Mushy Ecumenism
Incoherent Civil Religion

BreakPoint with Charles Colson
Commentary #011218 - 12/18/2001
Mushy Ecumenism
Incoherent Civil Religion

During a service at a large evangelical church, a Muslim leader -- who had been invited to give the message -- stood at the pulpit and declared: "All of us believe in Jesus. I believe in Mohammed and all the prophets. So our mission here is to introduce people to God." And then he added, "We believe in Jesus more than you do, in fact."

What a thing to hear in a Bible-believing church!

Since September 11, we've seen all kinds of ecumenical services -- from the huge one at Yankee Stadium, to the prayer service at the National Cathedral, to the celebration of Ramadan in the White House to small celebrations all over America. And, yes, it's right to reach out to our Muslim neighbors -- to offer love and support at a time when they may be feeling vulnerable. President Bush is absolutely right to reach out in friendship to Muslims -- to lead the way so as to discourage outbreaks of religious bigotry. But Christians must be careful not to allow support and acceptance of our Muslim neighbors to sink into a kind of mushy civil religion -- one that obscures the truth about both Christianity and Islam. As I have been documenting over recent days, the two are not the same.

One dramatic difference is Christianity and Islam's understanding of Jesus. Christianity teaches that Jesus is part of the Trinity. He is God, the Son who has offered as an atoning sacrifice on the cross to save his people from their sins. By contrast, the Koran denies that Jesus was crucified at all and claims that Jesus was no more than "a Messenger of Allah and His Word." Muslims reject the deity of Christ and His atoning sacrifice. That's a big difference. Contrary to what the Muslim leader says, Muslims do not believe in Jesus more than we do -- pure nonsense.

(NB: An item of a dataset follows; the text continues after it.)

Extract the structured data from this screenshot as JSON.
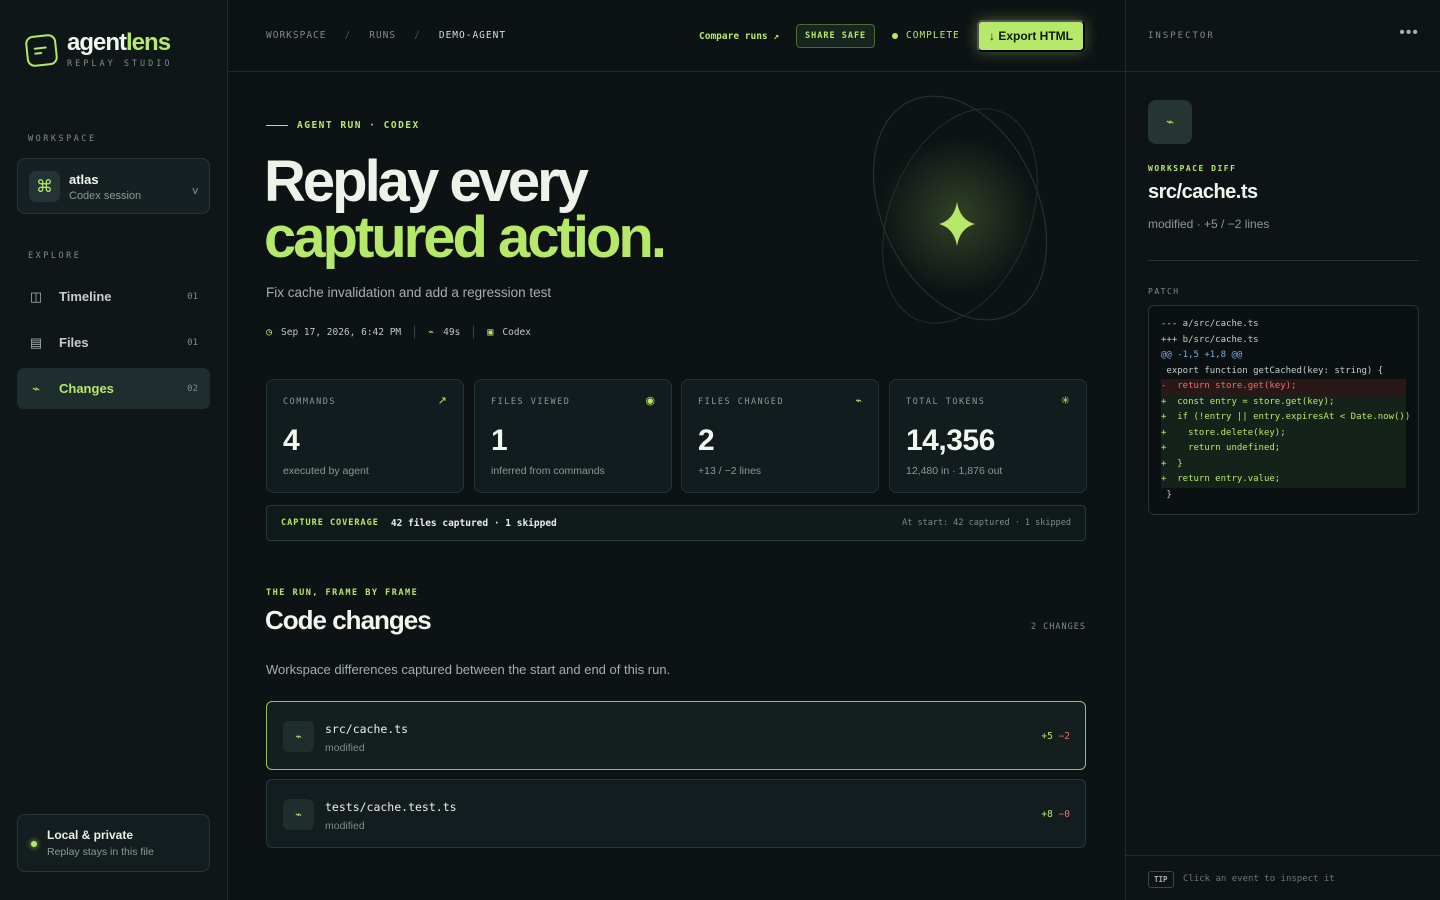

To suggest that Christianity and Islam are basically the same is not only unfair to Christianity, it's equally unfair to Islam. It compromises both and thus creates massive worldview confusion. People need to know where the lines are drawn to think about Christianity or Islam rationally.

And getting out the truth about how Christianity differs from Islam is more important now than ever. Just before the September 11 attacks, a Gallup survey showed that some 45 percent of Americans had favorable views of Muslim-Americans. Today, 59 percent do. Imagine it -- Islamic extremists attack America, and we think more of Islam than before the attack!

Well, this has happened because leaders on many fronts have cleaned up Islam. They've made a point of including Muslims in public religious events and telling Americans that the terrorists hijacked a peace-loving religion. Those who dare to suggest otherwise, as some Christian leaders have done, are vilified.

Again, while it's right to love our Muslim neighbors, we must redouble our efforts to make sure our children and our neighbors know that all religions are not alike.

The same survey showing that more Americans view Muslims favorably also says Americans -- by a huge majority -- believe religion is gaining influence in American life. The critical question, of course, is what kind of religion is gaining influence. Is it the real thing or mushy civil religious ecumenism? It's time for Christians -- lovingly always -- to make the truth known. All religious beliefs are tolerated -- not all are true.